Efficient Model-Based Reinforcement Learning for Robot Control via Online Optimization
This work addresses the problem of sample-inefficient robot control for real-world deployment, offering a practical alternative to sim-to-real pipelines with formal performance guarantees.
The paper presents an online model-based reinforcement learning algorithm for real-world robot control that builds a dynamics model from real-time interaction data and performs policy updates guided by the learned model, achieving sample efficiency comparable to model-free methods within hours of real-world training on hydraulic excavator and soft robot arms.

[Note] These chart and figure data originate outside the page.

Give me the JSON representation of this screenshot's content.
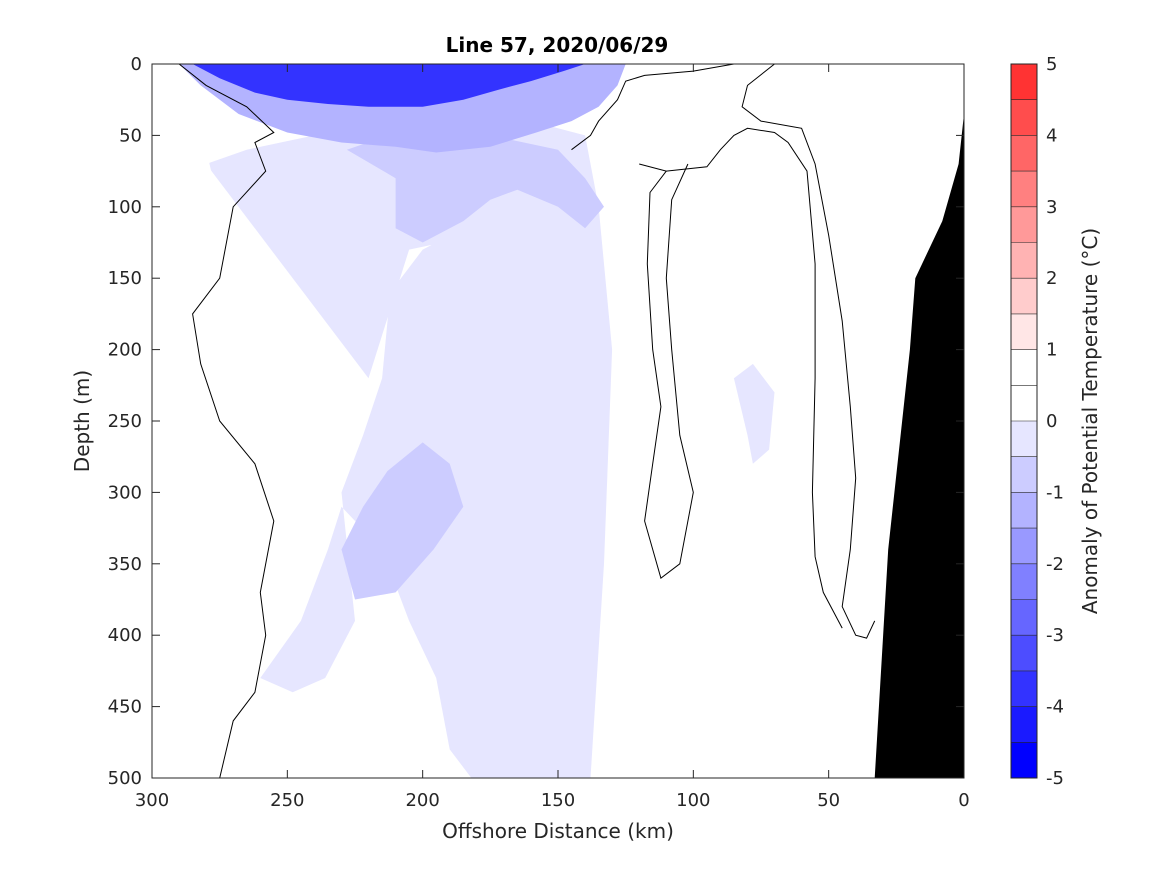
{
  "chart_data": {
    "type": "contour",
    "title": "Line 57, 2020/06/29",
    "xlabel": "Offshore Distance (km)",
    "ylabel": "Depth (m)",
    "colorbar_label": "Anomaly of Potential Temperature (°C)",
    "xlim": [
      300,
      0
    ],
    "ylim": [
      500,
      0
    ],
    "x_reversed": true,
    "y_reversed": true,
    "xticks": [
      300,
      250,
      200,
      150,
      100,
      50,
      0
    ],
    "yticks": [
      0,
      50,
      100,
      150,
      200,
      250,
      300,
      350,
      400,
      450,
      500
    ],
    "colorbar_ticks": [
      "5",
      "4",
      "3",
      "2",
      "1",
      "0",
      "-1",
      "-2",
      "-3",
      "-4",
      "-5"
    ],
    "colorbar_range": [
      -5,
      5
    ],
    "levels": [
      -5,
      -4.5,
      -4,
      -3.5,
      -3,
      -2.5,
      -2,
      -1.5,
      -1,
      -0.5,
      0,
      0.5,
      1,
      1.5,
      2,
      2.5,
      3,
      3.5,
      4,
      4.5,
      5
    ],
    "level_colors": [
      "#0000ff",
      "#1a1aff",
      "#3333ff",
      "#4d4dff",
      "#6666ff",
      "#8080ff",
      "#9999ff",
      "#b3b3ff",
      "#ccccff",
      "#e6e6ff",
      "#ffffff",
      "#ffffff",
      "#ffe6e6",
      "#ffcccc",
      "#ffb3b3",
      "#ff9999",
      "#ff8080",
      "#ff6666",
      "#ff4d4d",
      "#ff3333",
      "#ff1a1a"
    ],
    "zero_contour": "black line",
    "bathymetry_color": "#000000",
    "regions": [
      {
        "name": "surface cold core",
        "anomaly": -4,
        "polygon": [
          [
            285,
            0
          ],
          [
            275,
            10
          ],
          [
            262,
            20
          ],
          [
            250,
            25
          ],
          [
            235,
            28
          ],
          [
            220,
            30
          ],
          [
            200,
            30
          ],
          [
            185,
            25
          ],
          [
            172,
            18
          ],
          [
            160,
            12
          ],
          [
            148,
            5
          ],
          [
            140,
            0
          ]
        ]
      },
      {
        "name": "subsurface cold",
        "anomaly": -1.5,
        "polygon": [
          [
            282,
            15
          ],
          [
            268,
            35
          ],
          [
            250,
            48
          ],
          [
            230,
            55
          ],
          [
            210,
            58
          ],
          [
            195,
            62
          ],
          [
            175,
            58
          ],
          [
            158,
            48
          ],
          [
            145,
            40
          ],
          [
            135,
            30
          ],
          [
            128,
            15
          ],
          [
            125,
            0
          ],
          [
            290,
            0
          ]
        ]
      },
      {
        "name": "mid-depth cool patch",
        "anomaly": -1,
        "polygon": [
          [
            228,
            60
          ],
          [
            210,
            80
          ],
          [
            210,
            115
          ],
          [
            200,
            125
          ],
          [
            185,
            110
          ],
          [
            175,
            95
          ],
          [
            165,
            88
          ],
          [
            150,
            100
          ],
          [
            140,
            115
          ],
          [
            133,
            100
          ],
          [
            140,
            80
          ],
          [
            150,
            60
          ],
          [
            175,
            50
          ],
          [
            205,
            45
          ]
        ]
      },
      {
        "name": "deep cool tongue",
        "anomaly": -1,
        "polygon": [
          [
            200,
            265
          ],
          [
            190,
            280
          ],
          [
            185,
            310
          ],
          [
            196,
            340
          ],
          [
            210,
            370
          ],
          [
            225,
            375
          ],
          [
            230,
            340
          ],
          [
            222,
            310
          ],
          [
            213,
            285
          ]
        ]
      },
      {
        "name": "central cool column",
        "anomaly": -0.5,
        "polygon": [
          [
            280,
            70
          ],
          [
            265,
            60
          ],
          [
            240,
            50
          ],
          [
            210,
            50
          ],
          [
            185,
            45
          ],
          [
            160,
            40
          ],
          [
            140,
            50
          ],
          [
            135,
            100
          ],
          [
            130,
            200
          ],
          [
            133,
            350
          ],
          [
            138,
            500
          ],
          [
            182,
            500
          ],
          [
            190,
            480
          ],
          [
            195,
            430
          ],
          [
            205,
            390
          ],
          [
            215,
            340
          ],
          [
            230,
            310
          ],
          [
            235,
            340
          ],
          [
            245,
            390
          ],
          [
            260,
            430
          ],
          [
            248,
            440
          ],
          [
            236,
            430
          ],
          [
            225,
            390
          ],
          [
            230,
            300
          ],
          [
            222,
            260
          ],
          [
            215,
            220
          ],
          [
            212,
            160
          ],
          [
            200,
            130
          ],
          [
            185,
            115
          ],
          [
            165,
            110
          ],
          [
            180,
            120
          ],
          [
            205,
            130
          ],
          [
            220,
            220
          ]
        ]
      },
      {
        "name": "nearshore cool blob",
        "anomaly": -0.5,
        "polygon": [
          [
            85,
            220
          ],
          [
            80,
            260
          ],
          [
            78,
            280
          ],
          [
            72,
            270
          ],
          [
            70,
            230
          ],
          [
            78,
            210
          ]
        ]
      },
      {
        "name": "offshore warm",
        "anomaly": 0.5,
        "polygon": [
          [
            300,
            0
          ],
          [
            285,
            20
          ],
          [
            280,
            60
          ],
          [
            275,
            100
          ],
          [
            275,
            140
          ],
          [
            290,
            150
          ],
          [
            300,
            150
          ]
        ]
      },
      {
        "name": "deep warm patch",
        "anomaly": 0.5,
        "polygon": [
          [
            300,
            240
          ],
          [
            285,
            245
          ],
          [
            280,
            235
          ],
          [
            285,
            220
          ],
          [
            292,
            200
          ]
        ]
      },
      {
        "name": "shelf warm",
        "anomaly": 0.5,
        "polygon": [
          [
            125,
            55
          ],
          [
            115,
            40
          ],
          [
            100,
            30
          ],
          [
            85,
            28
          ],
          [
            88,
            45
          ],
          [
            100,
            55
          ],
          [
            110,
            58
          ]
        ]
      },
      {
        "name": "nearshore warm",
        "anomaly": 0.5,
        "polygon": [
          [
            45,
            15
          ],
          [
            35,
            40
          ],
          [
            30,
            60
          ],
          [
            25,
            55
          ],
          [
            18,
            25
          ],
          [
            10,
            0
          ],
          [
            50,
            0
          ]
        ]
      }
    ],
    "zero_contours": [
      [
        [
          290,
          0
        ],
        [
          280,
          15
        ],
        [
          265,
          30
        ],
        [
          255,
          48
        ],
        [
          262,
          55
        ],
        [
          258,
          75
        ],
        [
          270,
          100
        ],
        [
          275,
          150
        ],
        [
          285,
          175
        ],
        [
          282,
          210
        ],
        [
          275,
          250
        ],
        [
          262,
          280
        ],
        [
          255,
          320
        ],
        [
          260,
          370
        ],
        [
          258,
          400
        ],
        [
          262,
          440
        ],
        [
          270,
          460
        ],
        [
          275,
          500
        ]
      ],
      [
        [
          145,
          60
        ],
        [
          138,
          50
        ],
        [
          135,
          40
        ],
        [
          128,
          25
        ],
        [
          125,
          12
        ],
        [
          118,
          8
        ],
        [
          100,
          5
        ],
        [
          85,
          0
        ],
        [
          70,
          0
        ],
        [
          80,
          15
        ],
        [
          82,
          30
        ],
        [
          75,
          40
        ],
        [
          60,
          45
        ],
        [
          55,
          70
        ],
        [
          50,
          120
        ],
        [
          45,
          180
        ],
        [
          42,
          240
        ],
        [
          40,
          290
        ],
        [
          42,
          340
        ],
        [
          45,
          380
        ],
        [
          40,
          400
        ],
        [
          36,
          402
        ],
        [
          33,
          390
        ]
      ],
      [
        [
          120,
          70
        ],
        [
          110,
          75
        ],
        [
          95,
          72
        ],
        [
          90,
          60
        ],
        [
          85,
          50
        ],
        [
          80,
          45
        ],
        [
          70,
          48
        ],
        [
          65,
          55
        ],
        [
          58,
          75
        ],
        [
          55,
          140
        ],
        [
          55,
          220
        ],
        [
          56,
          300
        ],
        [
          55,
          345
        ],
        [
          52,
          370
        ],
        [
          45,
          395
        ]
      ],
      [
        [
          102,
          70
        ],
        [
          108,
          95
        ],
        [
          110,
          150
        ],
        [
          108,
          200
        ],
        [
          105,
          260
        ],
        [
          100,
          300
        ],
        [
          105,
          350
        ],
        [
          112,
          360
        ],
        [
          118,
          320
        ],
        [
          115,
          280
        ],
        [
          112,
          240
        ],
        [
          115,
          200
        ],
        [
          117,
          140
        ],
        [
          116,
          90
        ],
        [
          110,
          75
        ]
      ]
    ],
    "bathymetry": [
      [
        33,
        500
      ],
      [
        28,
        340
      ],
      [
        20,
        200
      ],
      [
        18,
        150
      ],
      [
        8,
        110
      ],
      [
        2,
        70
      ],
      [
        0,
        35
      ],
      [
        0,
        500
      ]
    ]
  }
}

We present an online model-based reinforcement learning algorithm suitable for controlling complex robotic systems directly in the real world. Unlike prevailing sim-to-real pipelines that rely on extensive offline simulation and model-free policy optimization, our method builds a dynamics model from real-time interaction data and performs policy updates guided by the learned dynamics model. This efficient model-based reinforcement learning scheme significantly reduces the number of samples to train control policies, enabling direct training on real-world rollout data. This significantly reduces the influence of bias in the simulated data, and facilitates the search for high-performance control policies. We adopt online optimization analysis to derive sublinear regret bounds under stochastic online optimization assumptions, providing formal guarantees on performance improvement as more interaction data are collected. Experimental evaluations were performed on a hydraulic excavator arm and a soft robot arm, where the algorithm demonstrates strong sample efficiency compared to model-free reinforcement learning methods, reaching comparable performance within hours. Robust adaptation to shifting dynamics was also observed when the payload condition was randomized. Our approach paves the way toward efficient and reliable on-robot learning for a broad class of challenging control tasks.